Deux principaux axes seront repris dans la réforme : la formation des conseillers de prud’hommes et le statut du défenseur syndical. Aucune règle définissant les conditions de recrutement, de formation, de travail des délégués syndicaux n’existe actuellement. Un tronc commun de formation initiale obligatoire concernant tous les conseillers prud’homaux sera donc institué. Et il concernera tous les conseillers, qu’ils soient issus des rangs des salariés ou de ceux des employeurs et quelle que soit leur organisation. « Il faudra dans les jours qui viennent dessiner les contours de cette formation, en particulier son lieu et ses modalités. Plusieurs organisations syndicales ont plaidé pour des rencontres au niveau de chaque cour d’appel.

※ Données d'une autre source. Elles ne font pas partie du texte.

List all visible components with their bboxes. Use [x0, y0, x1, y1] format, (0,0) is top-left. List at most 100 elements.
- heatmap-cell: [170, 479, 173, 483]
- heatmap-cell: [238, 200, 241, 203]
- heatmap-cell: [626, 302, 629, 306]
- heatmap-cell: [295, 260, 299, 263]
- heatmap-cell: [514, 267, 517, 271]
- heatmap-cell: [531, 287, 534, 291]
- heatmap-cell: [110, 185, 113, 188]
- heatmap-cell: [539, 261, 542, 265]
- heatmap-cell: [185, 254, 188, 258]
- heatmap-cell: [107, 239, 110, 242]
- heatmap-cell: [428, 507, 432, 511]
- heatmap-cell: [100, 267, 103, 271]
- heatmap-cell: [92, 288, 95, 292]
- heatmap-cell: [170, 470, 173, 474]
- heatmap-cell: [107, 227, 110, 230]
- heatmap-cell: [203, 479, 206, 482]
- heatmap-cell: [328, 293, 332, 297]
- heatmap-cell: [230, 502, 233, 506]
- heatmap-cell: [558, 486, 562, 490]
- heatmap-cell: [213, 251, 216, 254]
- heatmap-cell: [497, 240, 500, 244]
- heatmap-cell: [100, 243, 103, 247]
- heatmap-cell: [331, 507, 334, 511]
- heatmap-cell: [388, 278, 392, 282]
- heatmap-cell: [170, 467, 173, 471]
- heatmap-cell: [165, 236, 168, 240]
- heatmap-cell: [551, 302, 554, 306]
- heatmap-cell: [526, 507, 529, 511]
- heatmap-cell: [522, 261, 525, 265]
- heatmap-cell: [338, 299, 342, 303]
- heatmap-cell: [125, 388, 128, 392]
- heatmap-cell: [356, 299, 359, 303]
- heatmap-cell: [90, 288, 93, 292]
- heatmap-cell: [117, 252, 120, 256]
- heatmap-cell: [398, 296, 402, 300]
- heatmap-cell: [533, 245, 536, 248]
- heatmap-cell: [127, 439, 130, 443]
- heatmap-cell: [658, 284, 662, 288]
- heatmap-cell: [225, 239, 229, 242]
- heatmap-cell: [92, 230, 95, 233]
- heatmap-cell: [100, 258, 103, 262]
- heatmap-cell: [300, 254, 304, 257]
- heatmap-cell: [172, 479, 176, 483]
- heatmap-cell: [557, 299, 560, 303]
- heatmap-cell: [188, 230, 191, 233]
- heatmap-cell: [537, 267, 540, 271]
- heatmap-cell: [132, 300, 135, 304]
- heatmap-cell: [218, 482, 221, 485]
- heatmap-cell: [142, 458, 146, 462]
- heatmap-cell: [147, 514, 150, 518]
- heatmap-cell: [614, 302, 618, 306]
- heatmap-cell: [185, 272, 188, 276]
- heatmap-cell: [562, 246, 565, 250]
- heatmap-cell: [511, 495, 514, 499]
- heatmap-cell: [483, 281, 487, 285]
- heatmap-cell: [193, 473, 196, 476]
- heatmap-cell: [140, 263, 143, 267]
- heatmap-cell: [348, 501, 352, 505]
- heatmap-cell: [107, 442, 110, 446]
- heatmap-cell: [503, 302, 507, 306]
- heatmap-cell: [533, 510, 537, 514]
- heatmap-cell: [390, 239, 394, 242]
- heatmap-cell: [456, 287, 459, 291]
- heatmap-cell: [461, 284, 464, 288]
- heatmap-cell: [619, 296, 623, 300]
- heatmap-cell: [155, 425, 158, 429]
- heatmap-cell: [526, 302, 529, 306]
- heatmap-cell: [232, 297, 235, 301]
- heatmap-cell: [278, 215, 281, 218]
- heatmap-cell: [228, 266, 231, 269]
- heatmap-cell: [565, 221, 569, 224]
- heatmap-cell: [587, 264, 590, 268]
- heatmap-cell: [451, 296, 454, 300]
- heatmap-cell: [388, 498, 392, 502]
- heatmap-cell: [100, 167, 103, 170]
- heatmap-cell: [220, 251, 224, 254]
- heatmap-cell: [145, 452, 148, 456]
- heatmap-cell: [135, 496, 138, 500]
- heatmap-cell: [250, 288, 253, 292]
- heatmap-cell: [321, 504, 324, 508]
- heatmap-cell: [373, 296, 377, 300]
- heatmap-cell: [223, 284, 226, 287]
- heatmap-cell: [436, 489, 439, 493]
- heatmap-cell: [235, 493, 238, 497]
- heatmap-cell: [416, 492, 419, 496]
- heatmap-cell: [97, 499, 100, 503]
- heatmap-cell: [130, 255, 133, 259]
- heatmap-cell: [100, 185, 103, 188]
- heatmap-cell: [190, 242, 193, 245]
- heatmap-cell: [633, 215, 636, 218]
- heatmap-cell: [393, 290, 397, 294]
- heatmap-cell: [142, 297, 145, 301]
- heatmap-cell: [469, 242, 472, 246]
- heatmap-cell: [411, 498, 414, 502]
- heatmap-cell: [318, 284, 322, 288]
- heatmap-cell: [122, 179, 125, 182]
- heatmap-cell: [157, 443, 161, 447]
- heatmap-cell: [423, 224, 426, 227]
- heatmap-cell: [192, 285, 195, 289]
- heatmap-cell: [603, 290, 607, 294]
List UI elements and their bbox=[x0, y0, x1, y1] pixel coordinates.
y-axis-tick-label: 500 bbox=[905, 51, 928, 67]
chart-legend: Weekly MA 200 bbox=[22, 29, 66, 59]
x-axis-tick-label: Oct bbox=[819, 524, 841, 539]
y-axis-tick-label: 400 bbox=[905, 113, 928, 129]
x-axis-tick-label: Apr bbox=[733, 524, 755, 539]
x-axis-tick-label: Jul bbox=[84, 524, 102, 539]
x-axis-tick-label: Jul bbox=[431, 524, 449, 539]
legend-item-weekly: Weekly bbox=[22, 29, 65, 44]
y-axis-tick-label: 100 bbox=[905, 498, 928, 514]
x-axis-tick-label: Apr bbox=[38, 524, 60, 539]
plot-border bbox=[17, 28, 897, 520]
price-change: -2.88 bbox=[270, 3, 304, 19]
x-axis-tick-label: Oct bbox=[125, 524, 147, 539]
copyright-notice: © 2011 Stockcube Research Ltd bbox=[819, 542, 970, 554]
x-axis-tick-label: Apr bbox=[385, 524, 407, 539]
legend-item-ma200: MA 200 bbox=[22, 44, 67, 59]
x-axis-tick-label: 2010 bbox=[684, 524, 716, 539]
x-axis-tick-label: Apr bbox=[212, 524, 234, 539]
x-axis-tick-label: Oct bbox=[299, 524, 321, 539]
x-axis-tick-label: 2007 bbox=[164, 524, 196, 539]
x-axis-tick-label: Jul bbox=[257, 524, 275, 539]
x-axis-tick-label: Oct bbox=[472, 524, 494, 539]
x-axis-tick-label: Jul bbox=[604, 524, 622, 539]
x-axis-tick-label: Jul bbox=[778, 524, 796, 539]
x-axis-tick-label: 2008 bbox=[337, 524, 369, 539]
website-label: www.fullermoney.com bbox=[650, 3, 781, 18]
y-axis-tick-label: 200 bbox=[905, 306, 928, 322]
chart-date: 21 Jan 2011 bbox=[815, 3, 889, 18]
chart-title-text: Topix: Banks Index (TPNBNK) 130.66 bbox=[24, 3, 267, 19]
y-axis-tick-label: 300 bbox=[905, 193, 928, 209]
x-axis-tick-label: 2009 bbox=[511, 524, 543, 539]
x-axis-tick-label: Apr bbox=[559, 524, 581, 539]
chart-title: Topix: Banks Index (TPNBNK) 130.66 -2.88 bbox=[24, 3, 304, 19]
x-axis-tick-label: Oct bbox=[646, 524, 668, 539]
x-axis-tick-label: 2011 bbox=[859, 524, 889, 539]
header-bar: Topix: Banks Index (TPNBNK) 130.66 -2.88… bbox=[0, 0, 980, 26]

Je suis ouvert aux discussions qui sont en cours » a révélé le ministre.

 

L’autre volet du projet a trait au statut de défenseur syndical, « aujourd’hui insatisfaisant ». L’exécutif envisage de le renforcer, afin de garantir aux justiciables « une défense de qualité ». Le code du travail prévoit seulement qu’ils peuvent bénéficier de 10 heures par mois d’autorisation d’absence, non rémunérées. A l’avenir, le défenseur syndical pourrait avoir accès à des données et des logiciels internes à la juridiction auxquels il n’a pas accès aujourd’hui, ce qui lui donnera les moyens d’assurer mieux sa tâche. « Cela permettrait aussi que l’obligation de représentation en appel, si elle était retenue, puisse se faire par un défenseur syndical autant que par un avocat ».

Et pour rassurer les syndicats chatouilleux sur la question, François Rebsamen a tenu à souligner que « dans cette réforme il n’y a pas de remise en cause ni de démantèlement des prud’hommes. Changer n’est pas casser ». Avant d’ajouter:« 99% des demandes introduites devant les prud’hommes sont le fait de salariés : licenciement contesté, relations de travail dégradées, CDD à répétition, etc. Ils ont besoin de prud’hommes qui fonctionnent mieux ».